Is that so? Should it be? In reaching its holding the Midland court distinguished several cases where the courts refused, based upon the severability clause, to apply exclusions for "any insured' where the exclusion would not apply to the AI seeking coverage. For example, in United States Fidelity and Guaranty Co. v. Shorenstein Realty Serv., 700 F.Supp. 2d 1003 (N.D. Ill. 2010), the court refused to apply to AIs a professional services exclusion that barred coverage for injury caused by rendering or failing to render any professional services by or on behalf of "any insured" because the AIs did not perform professional services at the project. (Full disclosure: I represent one of the insureds in Shorenstein).

As the Midland court noted, the purpose of a cross-liability exclusion is to bar coverage for suits between insureds. The clause would be meaningless if it did not apply to all insureds. The purpose of the employer's liability and professional services exclusions, however, is narrower: It is to bar GL coverage where other insurance, workers compensation and professional liability, respectively, is available. These exclusions, then, should apply only to the named insured (where the  exclusion applies to "the insured") or to the insured who is the employer or is performing professional services (where the exclusion applies to "any insured"). Contrary to the Midland court's suggestion, the exclusions should not apply to all insureds where only one is implicated by the exclusion.

"Sole negligence" of named insured not bar to AI coverage

Pekin v. Hallmark Homes, L.L.C. raises what I call a Chandler v. Doherty problem. In other words, must the insured show a potential for coverage, or must the insurer affirmatively show that there is no potential for coverage?

In Chandler, Doherty had one vehicle insured with American Fire Ins. Co. (which I represented on appeal) and one vehicle uninsured, was involved in an accident in the uninsured vehicle which injured Chandler, whose complaint alleged only that Doherty was operating "a motor vehicle." The court held that there was a potential for coverage because"motor vehicle" did not affirmatively exclude the covered vehicle.

In Pekin Ins.
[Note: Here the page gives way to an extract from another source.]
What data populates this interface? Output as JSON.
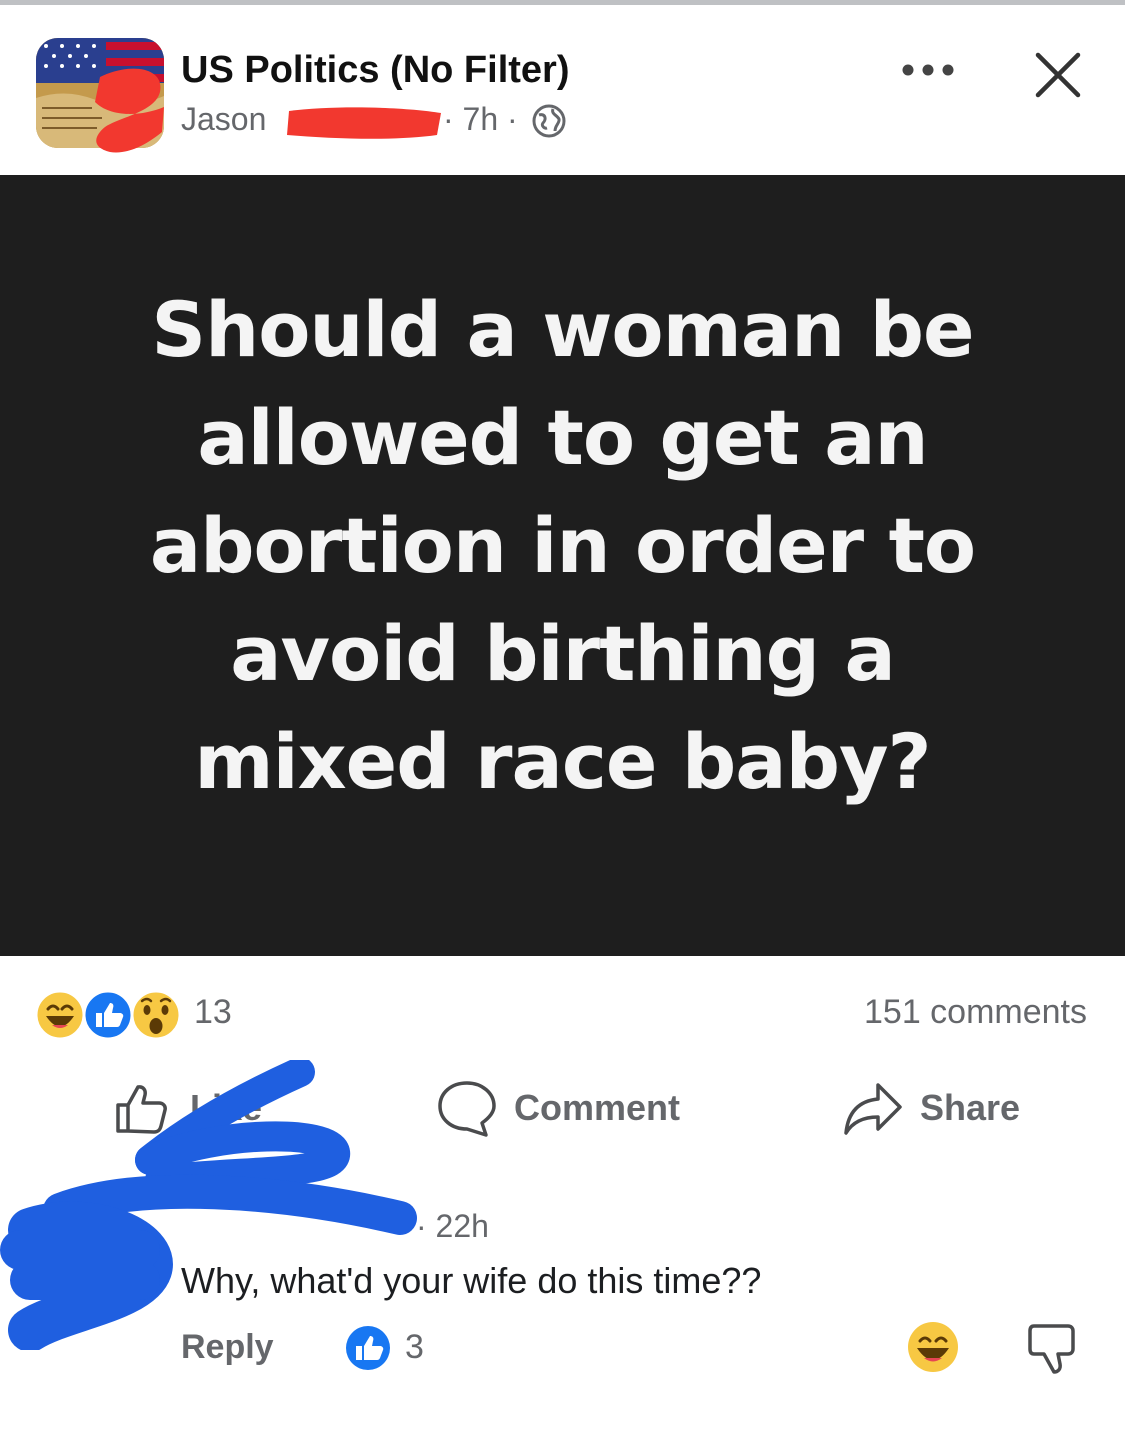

Co. v. Beu, and Pekin Ins. Co. v. United Parcel Service, Inc., the first district in effect took the oppisite view in interpreting the following additional insured endorsement in Pekin's policies:

Such person or organization is an additional insured only with respect to liability incurred solely as a result of some act or omission of the named insured and not for its own independent negligence or statutory violation.
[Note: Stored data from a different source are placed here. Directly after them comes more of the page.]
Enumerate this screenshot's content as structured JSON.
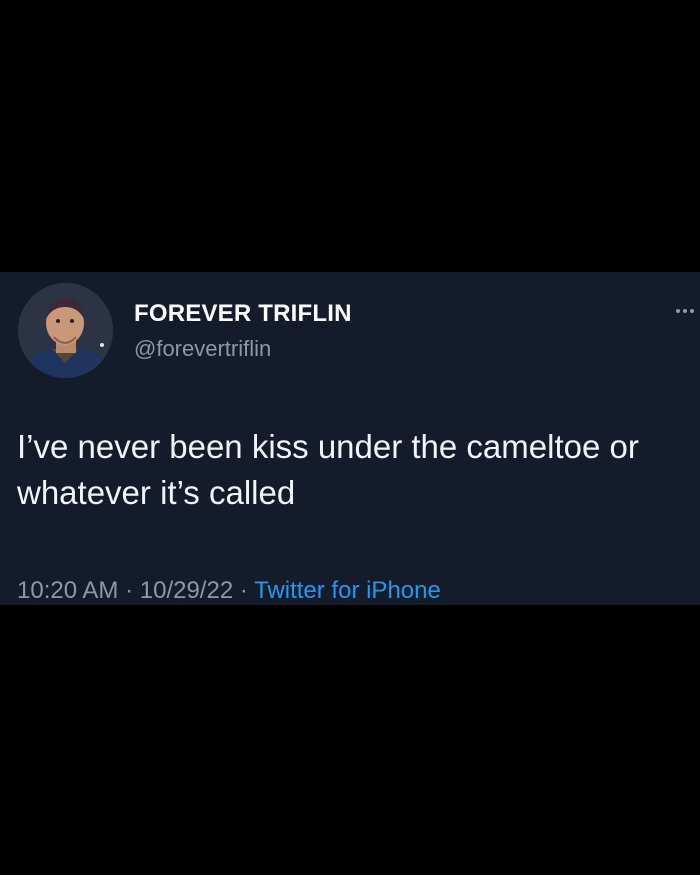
{
  "tweet": {
    "display_name": "FOREVER TRIFLIN",
    "handle": "@forevertriflin",
    "text": "I’ve never been kiss under the cameltoe or whatever it’s called",
    "time": "10:20 AM",
    "separator": "·",
    "date": "10/29/22",
    "source": "Twitter for iPhone"
  },
  "icons": {
    "avatar": "buzz-lightyear-avatar",
    "more": "more-options-icon"
  },
  "colors": {
    "background": "#000000",
    "card": "#141c2b",
    "secondary_text": "#8b98a5",
    "link": "#1d9bf0"
  }
}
The courts held that there would be no coverage for the AI where it is sued for its own negligence. In doing so they rejected the argument that the complaints raised the potential for vicarious liability to the AI, which would be covered under the endorsement, based on its control over the named insured.

However, in Hallmark the second district rejected those holdings, noting that the insurer owes a defense unless "'the insurance cannot possibly cover the liability arising from the facts alleged' and the terms of the policy clearly preclude coverage...."

The court found that the allegations of "control" against the AI could result in vicarious liability to the AI under section 414 of the Restatement (Second) of Torts. Although it was interpreting the same endorsement, it found the holdings in Beu and UPS "unduly restrictive."

In short, with the Pekin endorsement, the insured need not show that the allegations trigger coverage; the insurer must show that they do not. In cases such as Hallmark, then, where the AI is the general contractor, vicarious liability will always be at least possible. In cases where vicarious liability is not possible, however, there will be no coverage. Given the Hallmark court's finding of coverage, the argument that the coverage is illusory fails.

The Hallmark court also considered the standard of review in declaratory actions, finding the case law on the issue confusing. The court held that where factual determinations are not at issue review is de novo.

Pekin had filed a motion for summary judgment where a motion for judgment on the pleadings would have been appropriate as only the allegations of the complaint and policy provisions were at issue. This appears to have been the source of Hallmark's argument that the standard of review should have been abuse of discretion.